En voulant faire cesser un affichage sauvage sur du mobilier urbain, le maire LR d'Illkirch-Graffenstaden (Bas-Rhin) s'est fait agresser verbalement jeudi 4 juillet. Cinq individus l'ont traité de "collabo" et l'ont menacé de revenir pour "le tondre".
La campagne des législatives prend des allures inquiétantes en Alsace. Violences verbales et écrites se multiplient. Le maire (LR) de la commune bas-rhinoise d'Illkirch-Graffenstaden en a fait les frais dans la soirée du jeudi 4 juillet.
"En sortant d'une réunion publique, je me rends compte que l'ensemble des arrêts de bus, des panneaux publicitaires, des grands pots de fleurs, des candélabres sont couverts d'affiches et qu'il y en a vraiment partout dans la ville."

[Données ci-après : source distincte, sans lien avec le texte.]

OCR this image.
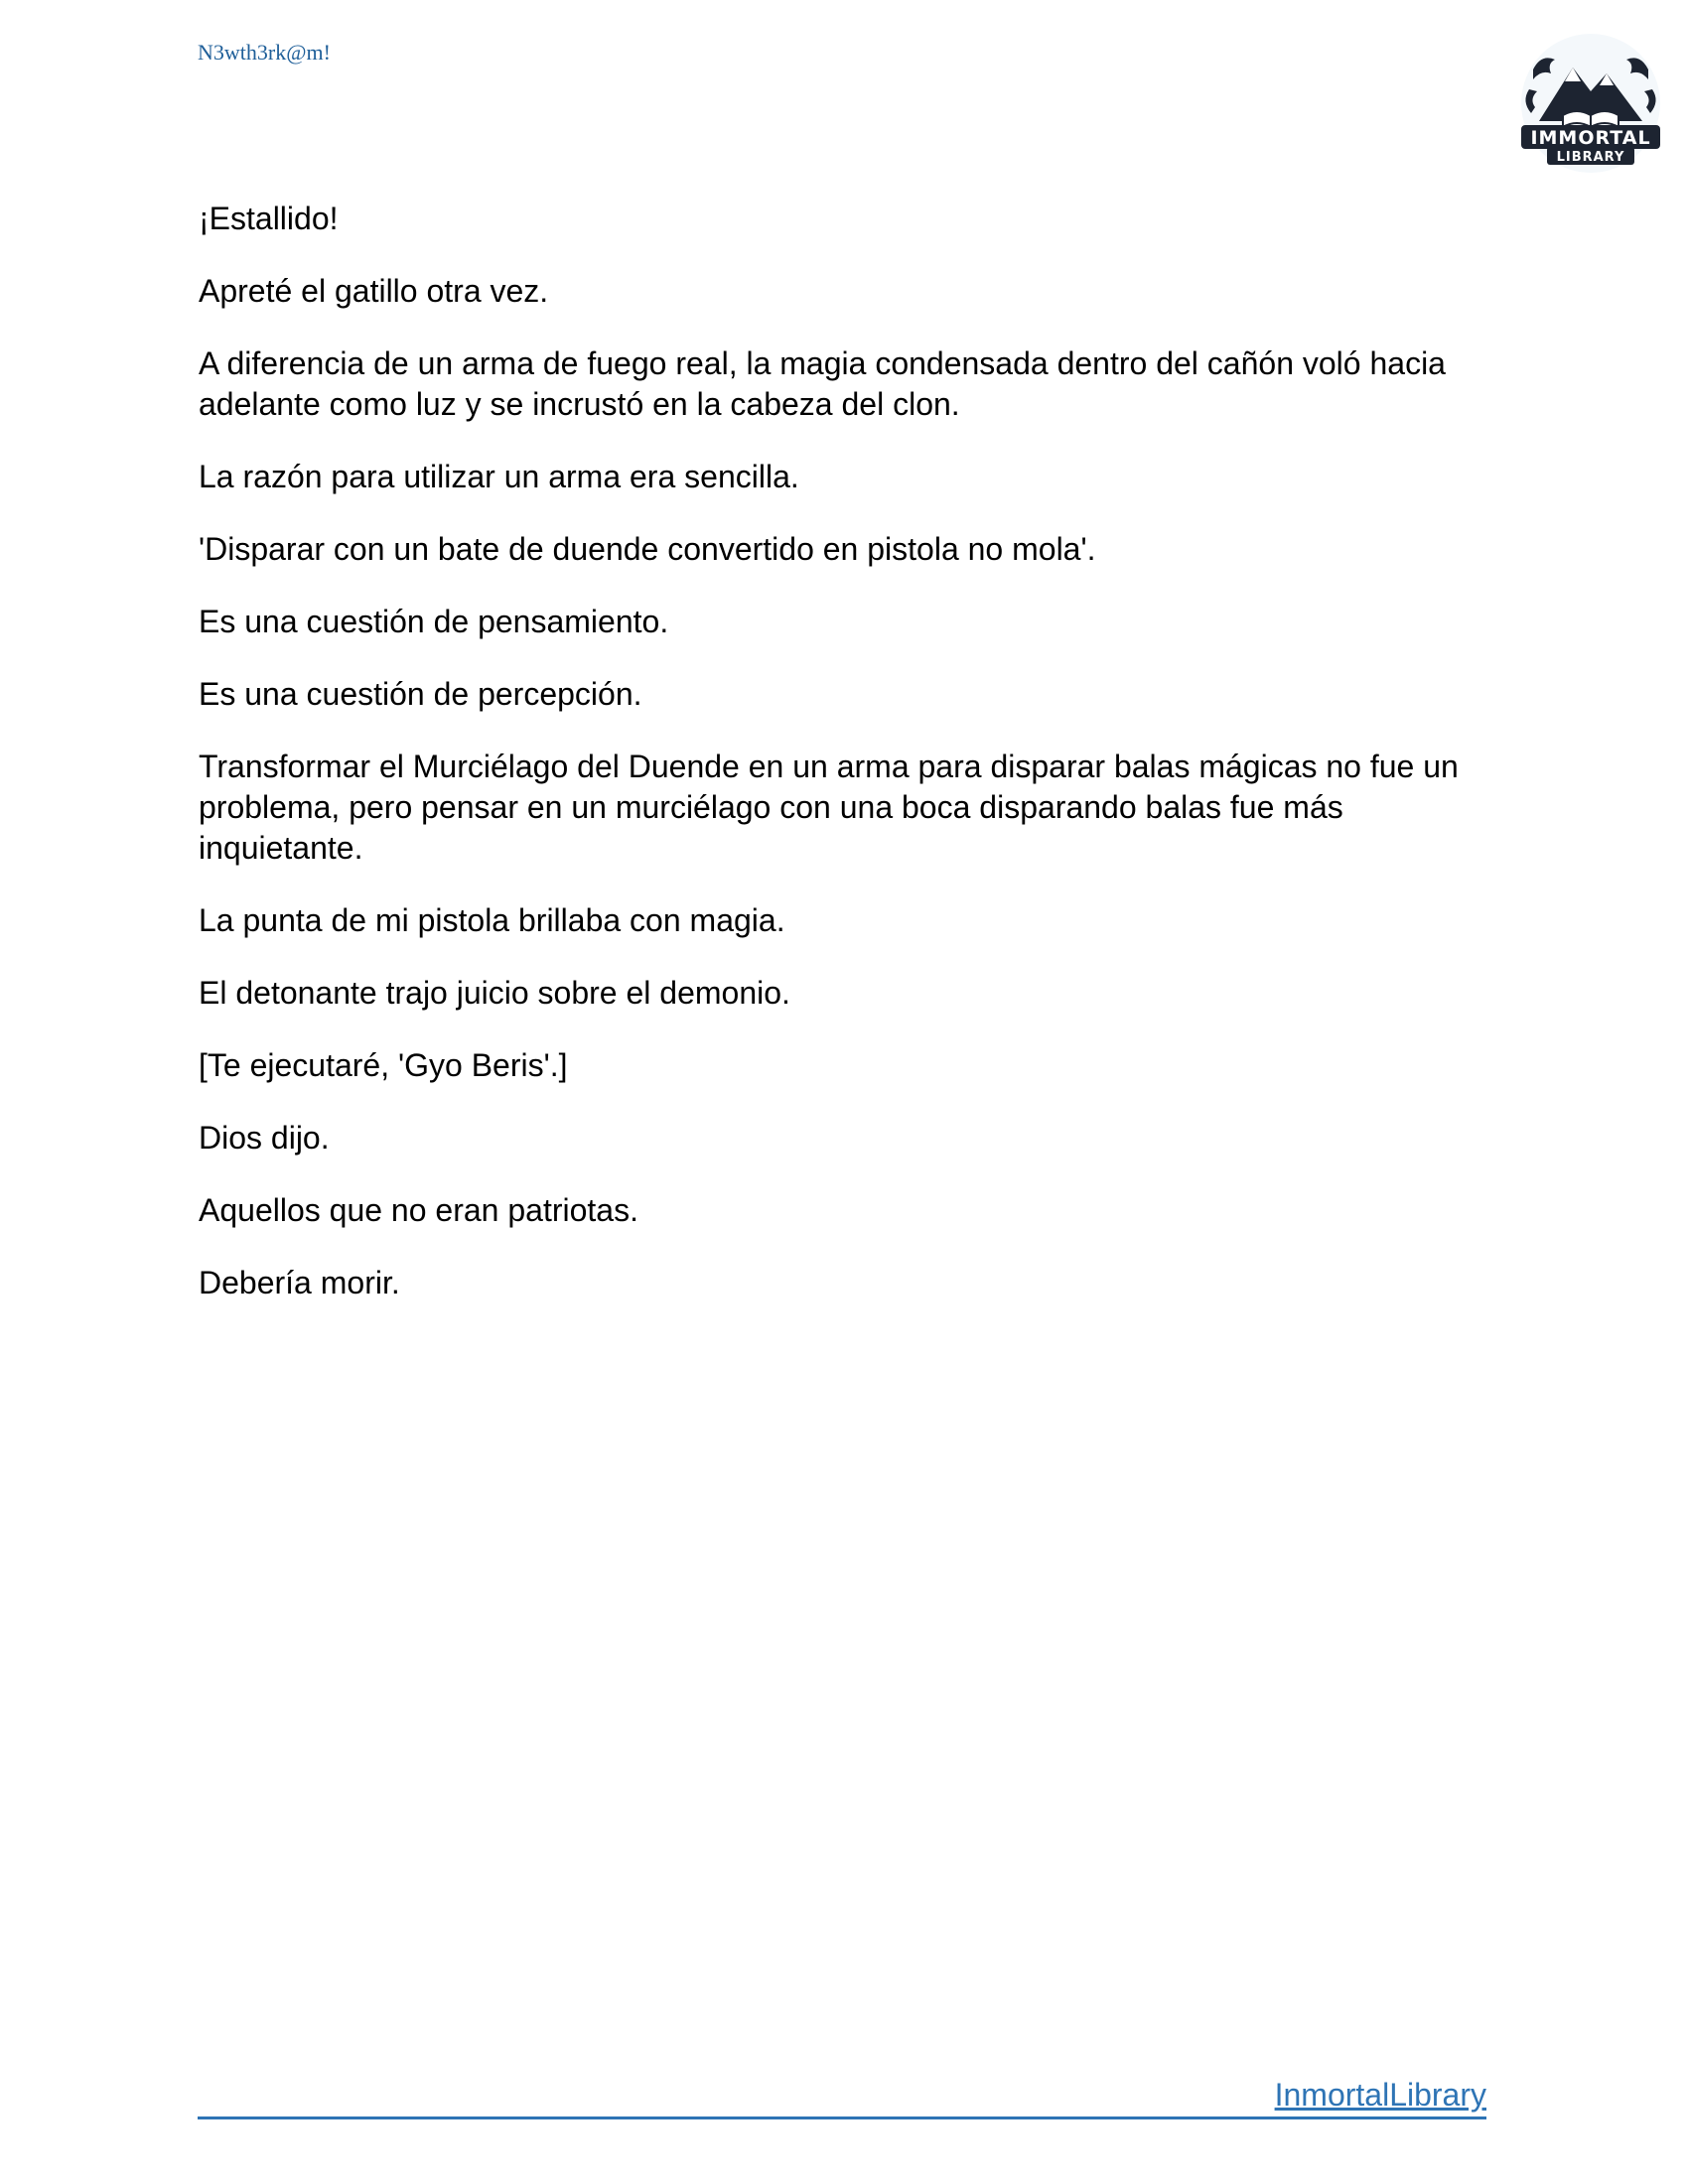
N3wth3rk@m!
IMMORTAL
LIBRARY

¡Estallido!

Apreté el gatillo otra vez.

A diferencia de un arma de fuego real, la magia condensada dentro del cañón voló hacia adelante como luz y se incrustó en la cabeza del clon.

La razón para utilizar un arma era sencilla.

'Disparar con un bate de duende convertido en pistola no mola'.

Es una cuestión de pensamiento.

Es una cuestión de percepción.

Transformar el Murciélago del Duende en un arma para disparar balas mágicas no fue un problema, pero pensar en un murciélago con una boca disparando balas fue más inquietante.

La punta de mi pistola brillaba con magia.

El detonante trajo juicio sobre el demonio.

[Te ejecutaré, 'Gyo Beris'.]

Dios dijo.

Aquellos que no eran patriotas.

Debería morir.

InmortalLibrary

L'édile avance dans sa commune et devant de grands caissons électriques, il découvre des colleurs d'affiches. "Je vois cinq individus en train de coller ces affiches. Je me suis arrêté sur le parking, je suis allé me présenter à eux, leur disant que je suis le maire d'Illkirch-Graffenstaden et que ce sont des emplacements strictement interdits (pour l'affichage) comme les arrêts de bus et autres, et c'est là que j'ai commencé à me faire insulter très copieusement, comme quoi, j'étais du mauvais côté de l'histoire, qu'il y avait des gens comme moi dans les années trente, que j'étais un collabo, qu'ils étaient en train de préparer les tondeuses et qu'ils allaient me tondre. Ensuite, il y a eu des insultes et des noms d'oiseaux, puis ils sont remontés sur leurs vélos et sont partis."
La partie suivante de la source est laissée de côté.